Key dates in the BBC’s troubled Digital Media Initiative (DMI) project
- February 2008
The BBC Trust approves £81m in funding and greenlights the first phase of the Digital Media Initiative (DMI).
Future media and technology director Ashley Highfield describes DMI as “the single most important initiative we are working on. Without DMI, we simply can’t deliver many of our planned exciting new on-demand services.”
- December 2009
Technology partner Siemens is ditched.
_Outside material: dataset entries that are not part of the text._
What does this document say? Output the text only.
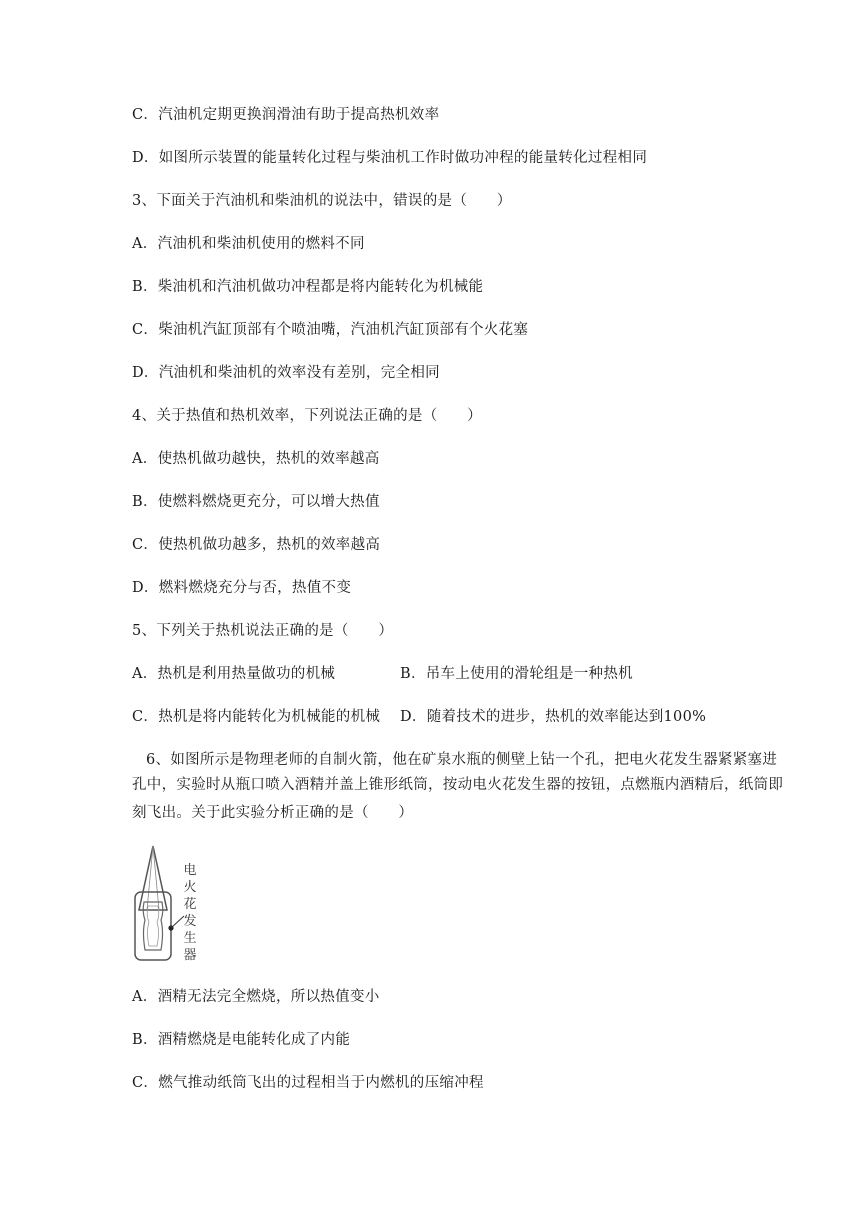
C．汽油机定期更换润滑油有助于提高热机效率
D．如图所示装置的能量转化过程与柴油机工作时做功冲程的能量转化过程相同
3、下面关于汽油机和柴油机的说法中，错误的是（　　）
A．汽油机和柴油机使用的燃料不同
B．柴油机和汽油机做功冲程都是将内能转化为机械能
C．柴油机汽缸顶部有个喷油嘴，汽油机汽缸顶部有个火花塞
D．汽油机和柴油机的效率没有差别，完全相同
4、关于热值和热机效率，下列说法正确的是（　　）
A．使热机做功越快，热机的效率越高
B．使燃料燃烧更充分，可以增大热值
C．使热机做功越多，热机的效率越高
D．燃料燃烧充分与否，热值不变
5、下列关于热机说法正确的是（　　）
A．热机是利用热量做功的机械	B．吊车上使用的滑轮组是一种热机
C．热机是将内能转化为机械能的机械 D．随着技术的进步，热机的效率能达到100%
6、如图所示是物理老师的自制火箭，他在矿泉水瓶的侧壁上钻一个孔，把电火花发生器紧紧塞进
孔中，实验时从瓶口喷入酒精并盖上锥形纸筒，按动电火花发生器的按钮，点燃瓶内酒精后，纸筒即
刻飞出。关于此实验分析正确的是（　　）
电
火
花
发
生
器
A．酒精无法完全燃烧，所以热值变小
B．酒精燃烧是电能转化成了内能
C．燃气推动纸筒飞出的过程相当于内燃机的压缩冲程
Any money spent on the project that didn’t contribute directly to the aims of DMI to be covered by Siemens rather than the BBC.
- March 2010
FM&T chief technical architect Dirk-Willem van Gulik and former LazyTown executive producer Raymond Le Gué, who were drafted in to turn around the DMI, have their business plan rejected with the the BBC Finance Committee, which asks for “further details on how DMI will be implemented into the business”.
- February 2011
The National Audit Office criticises the BBC’s early management of DMI for failing to deliver value for money.
- June 2011
BBC outsources part of the project to a consortium of three technology firms: IT infrastructure services company Computacenter, media technology consultancy Mediasmiths and software platform Vidispine.
- August 2012
CTO John Linwood says that as part of DMI staff across the BBC will soon have access to the metadata contained within the broadcaster’s archive from their desktops.
- May 2013
After five years the BBC pulls the plug on DMI, with director general Tony Hall branding it a waste of licence fee payers money. CTO John Linwood is suspended and PwC tasked with investigating what went wrong.